Idyllic landscapes, turquoise waters, Crete has many reasons to make us dream.
But this island with a rich history of thousands of years attracted the attention of the scientific community after the Second World War because of its life expectancy higher than that of other European populations.
This longevity is attributed to the specific diet of the Mediterranean rim, known as the Mediterranean diet, which in 2010 was listed as a UNESCO World Heritage Site.
Mediterranean diet & Cretan diet: scrutinized - and validated! - by the scientific community
It was the American doctor Ancel Keys who introduced the rest of the world to the virtues of the Cretan diet.
In the 1950s, he initiated an extensive study1 in seven different countries, which continued until the end of the 1990s.
This study showed that the diet of the Greek and Italian islands, in particular, was associated with fewer cardiovascular diseases and mortality from all causes.

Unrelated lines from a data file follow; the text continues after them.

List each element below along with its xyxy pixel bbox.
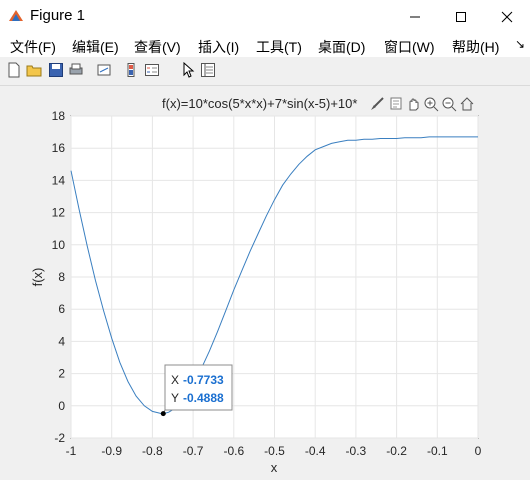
insert-legend-icon[interactable] [144, 62, 160, 78]
open-file-icon[interactable] [26, 62, 42, 78]
menu-desktop[interactable]: 桌面(D) [318, 37, 365, 57]
menu-edit[interactable]: 编辑(E) [72, 37, 119, 57]
figure-canvas [0, 86, 530, 480]
property-inspector-icon[interactable] [200, 62, 216, 78]
save-icon[interactable] [48, 62, 64, 78]
brush-icon[interactable] [369, 96, 385, 112]
window-title: Figure 1 [30, 7, 86, 24]
menu-tools[interactable]: 工具(T) [256, 37, 302, 57]
menu-help[interactable]: 帮助(H) [452, 37, 499, 57]
maximize-icon [456, 11, 466, 22]
menu-view[interactable]: 查看(V) [134, 37, 181, 57]
figure-toolbar [0, 57, 530, 86]
minimize-icon [410, 16, 420, 17]
link-plot-icon[interactable] [96, 62, 112, 78]
maximize-button[interactable] [438, 0, 484, 33]
close-icon [501, 11, 513, 22]
edit-plot-icon[interactable] [180, 62, 196, 78]
menu-bar: 文件(F) 编辑(E) 查看(V) 插入(I) 工具(T) 桌面(D) 窗口(W… [0, 33, 530, 57]
window-titlebar: Figure 1 [0, 0, 530, 33]
menu-insert[interactable]: 插入(I) [198, 37, 239, 57]
new-figure-icon[interactable] [6, 62, 22, 78]
pan-icon[interactable] [405, 96, 421, 112]
matlab-figure-icon [9, 10, 23, 21]
menu-window[interactable]: 窗口(W) [384, 37, 435, 57]
data-tips-icon[interactable] [388, 96, 404, 112]
minimize-button[interactable] [392, 0, 438, 33]
print-icon[interactable] [68, 62, 84, 78]
menu-file[interactable]: 文件(F) [10, 37, 56, 57]
zoom-in-icon[interactable] [423, 96, 439, 112]
zoom-out-icon[interactable] [441, 96, 457, 112]
home-icon[interactable] [459, 96, 475, 112]
insert-colorbar-icon[interactable] [124, 62, 140, 78]
close-button[interactable] [484, 0, 530, 33]
menu-overflow-icon[interactable]: ↘ [515, 37, 525, 51]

The study also showed that a balanced diet coupled with moderate alcohol consumption and regular physical activity could postpone cognitive decline and reduce the risk of developing Alzheimer's and Parkinson's disease... In short, all good things!

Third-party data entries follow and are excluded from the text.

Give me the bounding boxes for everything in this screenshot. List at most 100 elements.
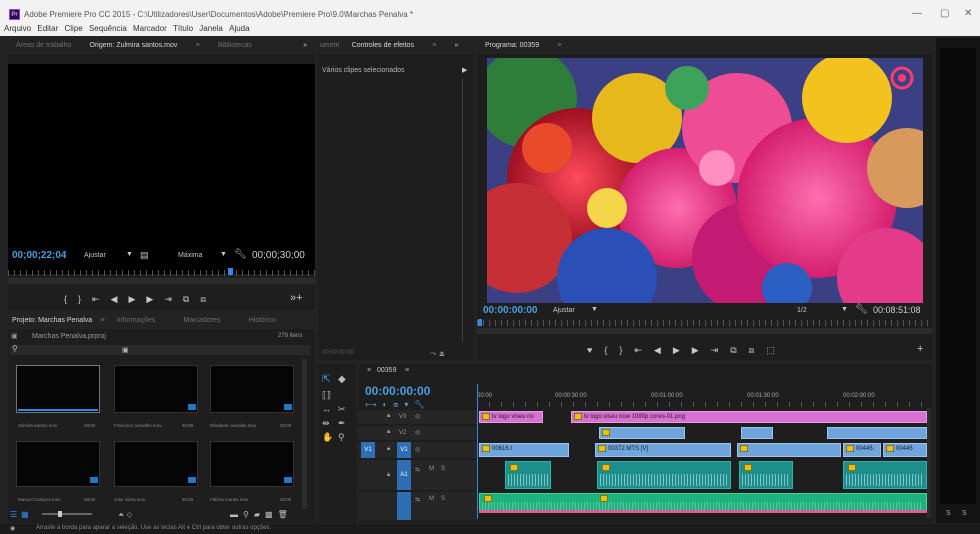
program-transport-controls[interactable]: ♥{}⇤◀▶▶⇥⧉⧈⬚ <box>587 345 787 356</box>
export-frame-icon[interactable]: ▤ <box>140 250 149 261</box>
panel-menu-icon[interactable]: ≡ <box>98 313 106 329</box>
slip-tool-icon[interactable]: ⇹ <box>322 418 330 429</box>
menu-clipe[interactable]: Clipe <box>65 22 83 36</box>
thumbnail-size-slider[interactable] <box>42 513 92 515</box>
audio-clip-music[interactable] <box>479 493 927 511</box>
hand-tool-icon[interactable]: ✋ <box>322 432 333 443</box>
sync-lock-icon[interactable]: ⇆ <box>415 496 420 503</box>
clip-thumbnail[interactable] <box>16 365 100 413</box>
solo-right-button[interactable]: S <box>962 510 967 517</box>
add-button-icon[interactable]: »+ <box>290 292 303 304</box>
source-timecode[interactable]: 00;00;22;04 <box>12 250 66 261</box>
selection-tool-icon[interactable]: ⇱ <box>322 374 330 385</box>
lock-icon[interactable]: 🔒︎ <box>387 429 390 436</box>
timeline-timecode[interactable]: 00:00:00:00 <box>365 384 430 398</box>
slider-handle[interactable] <box>58 511 62 517</box>
source-fit-dropdown[interactable]: Ajustar <box>84 252 106 259</box>
dropdown-chevron-icon[interactable]: ▼ <box>220 251 227 258</box>
sort-icon[interactable]: ⏶ ⬦ <box>118 510 132 520</box>
eye-icon[interactable]: ◎ <box>415 413 420 420</box>
dropdown-chevron-icon[interactable]: ▼ <box>126 251 133 258</box>
eye-icon[interactable]: ◎ <box>415 446 420 453</box>
audio-keyframe-line[interactable] <box>479 510 927 513</box>
panel-menu-icon[interactable]: ≡ <box>188 38 208 54</box>
project-bottom-tools[interactable]: ▬⚲▰▩🗑︎ <box>230 510 293 519</box>
overflow-icon[interactable]: » <box>447 38 467 54</box>
tab-source[interactable]: Origem: Zulmira santos.mov <box>82 38 186 54</box>
menu-marcador[interactable]: Marcador <box>133 22 167 36</box>
clip-thumbnail[interactable] <box>114 441 198 487</box>
sync-lock-icon[interactable]: ⇆ <box>415 466 420 473</box>
tab-libraries[interactable]: Bibliotecas <box>210 38 260 54</box>
program-timecode[interactable]: 00:00:00:00 <box>483 305 537 316</box>
tab-markers[interactable]: Marcadores <box>165 313 238 329</box>
lock-icon[interactable]: 🔒︎ <box>387 446 390 453</box>
lock-icon[interactable]: 🔒︎ <box>387 472 390 479</box>
sequence-tab[interactable]: 00359 <box>377 367 396 374</box>
program-resolution-dropdown[interactable]: 1/2 <box>797 307 807 314</box>
maximize-button[interactable]: ▢ <box>940 8 949 19</box>
dropdown-chevron-icon[interactable]: ▼ <box>841 306 848 313</box>
source-zoom-bar[interactable] <box>8 278 315 284</box>
pen-tool-icon[interactable]: ✒ <box>338 418 346 429</box>
clip-v1[interactable]: 00445. <box>843 443 881 457</box>
source-ruler[interactable] <box>8 270 315 276</box>
clip-thumbnail[interactable] <box>210 441 294 487</box>
clip-v3-logo[interactable]: tv logo viseu no <box>479 411 543 423</box>
panel-menu-icon[interactable]: ≡ <box>549 38 569 54</box>
project-scrollbar[interactable] <box>302 359 307 509</box>
minimize-button[interactable]: — <box>912 8 922 19</box>
new-bin-icon[interactable]: ▣ <box>122 346 129 354</box>
timeline-playhead[interactable] <box>477 384 478 519</box>
tab-lumetri[interactable]: umetri <box>318 38 341 54</box>
tab-history[interactable]: Histórico <box>241 313 284 329</box>
track-target-a2[interactable] <box>397 492 411 520</box>
program-playhead[interactable] <box>478 319 482 326</box>
program-zoom-bar[interactable] <box>477 328 932 334</box>
source-transport-controls[interactable]: {}⇤◀▶▶⇥⧉⧈ <box>64 294 217 305</box>
search-input[interactable] <box>10 345 310 355</box>
menu-sequencia[interactable]: Sequência <box>89 22 127 36</box>
tab-program[interactable]: Programa: 00359 <box>477 38 547 54</box>
overflow-icon[interactable]: » <box>295 38 315 54</box>
source-quality-dropdown[interactable]: Máxima <box>178 252 203 259</box>
wrench-icon[interactable]: 🔧︎ <box>234 249 247 260</box>
clip-thumbnail[interactable] <box>210 365 294 413</box>
solo-left-button[interactable]: S <box>946 510 951 517</box>
clip-v1[interactable] <box>737 443 841 457</box>
add-button-icon[interactable]: + <box>917 343 923 355</box>
razor-tool-icon[interactable]: ✂ <box>338 404 346 415</box>
menu-ajuda[interactable]: Ajuda <box>229 22 249 36</box>
wrench-icon[interactable]: 🔧︎ <box>855 304 868 315</box>
audio-clip[interactable] <box>505 461 551 489</box>
menu-editar[interactable]: Editar <box>37 22 58 36</box>
program-fit-dropdown[interactable]: Ajustar <box>553 307 575 314</box>
lock-icon[interactable]: 🔒︎ <box>387 413 390 420</box>
menu-arquivo[interactable]: Arquivo <box>4 22 31 36</box>
eye-icon[interactable]: ◎ <box>415 429 420 436</box>
panel-menu-icon[interactable]: ≡ <box>405 367 409 374</box>
tab-workspaces[interactable]: Áreas de trabalho <box>8 38 79 54</box>
close-sequence-icon[interactable]: × <box>367 367 371 374</box>
audio-clip[interactable] <box>739 461 793 489</box>
clip-v1[interactable]: 00616.I <box>479 443 569 457</box>
program-ruler[interactable] <box>477 320 932 326</box>
clip-v2[interactable] <box>599 427 685 439</box>
tab-info[interactable]: Informações <box>109 313 164 329</box>
clip-v1[interactable]: 00445 <box>883 443 927 457</box>
timeline-scrollbar[interactable] <box>927 408 931 518</box>
zoom-tool-icon[interactable]: ⚲ <box>338 432 345 443</box>
clip-thumbnail[interactable] <box>114 365 198 413</box>
source-patch-v1[interactable]: V1 <box>361 442 375 458</box>
panel-menu-icon[interactable]: ≡ <box>424 38 444 54</box>
audio-clip[interactable] <box>597 461 731 489</box>
ripple-edit-tool-icon[interactable]: ⟦⟧ <box>322 390 331 401</box>
clip-v2[interactable] <box>827 427 927 439</box>
close-button[interactable]: ✕ <box>964 8 972 19</box>
source-playhead[interactable] <box>228 268 233 275</box>
clip-thumbnail[interactable] <box>16 441 100 487</box>
clip-v3-logo-long[interactable]: tv logo viseu now 1080p cores-01.png <box>571 411 927 423</box>
menu-titulo[interactable]: Título <box>173 22 193 36</box>
tab-effect-controls[interactable]: Controles de efeitos <box>344 38 422 54</box>
rate-stretch-tool-icon[interactable]: ↔ <box>322 404 331 414</box>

The main principles of the Cretan Diet
But then what do we eat in Crete and around the Mediterranean, to live longer and better? Lots of vegetables, quality unsaturated fats - with the famous olive oil! - and whole grains, for very little red meat, sugar, and processed products.
This makes for an amazing cocktail of vitamins, fiber, and anti-oxidants. The high intake of monounsaturated fatty acids and the low amount of saturated fatty acids (found in red meat and industrial products) provide a balance that reduces cholesterol levels and keeps the arteries healthy.
Incidentally, the Cretan diet also promotes weight loss as it minimizes the consumption of fatty and sweet foods.
Don't imagine, however, living a century-old and slim life simply by adopting the Mediterranean diet: the positive and protective effects of this diet have been observed when coupled with regular physical activity.
What foods to choose for a Cretan plate?
The basis of the Mediterranean diet is vegetables, varied, and abundant, which provide important quantities of vitamins and antioxidants.
Desserts are almost absent from the menus, apart from fruit. People do not hesitate to eat oilseeds - nuts, hazelnuts, almonds, which are major suppliers of unsaturated fatty acids, especially omega-3.
Fats other than olive oil are banned for seasoning and preparing meals, and legumes are eaten as often as possible for their protein and mineral content.
People are switching to wholegrain bread and wholegrain cereals.
Salt is replaced by aromatic herbs and spices, and red meat is replaced by white meat and seafood, except on rare occasions.
Dairy products made from sheep and goat's milk are used instead.
Finally, on the drinking side, we limit ourselves to water, teas, and herbal teas. The rest is no.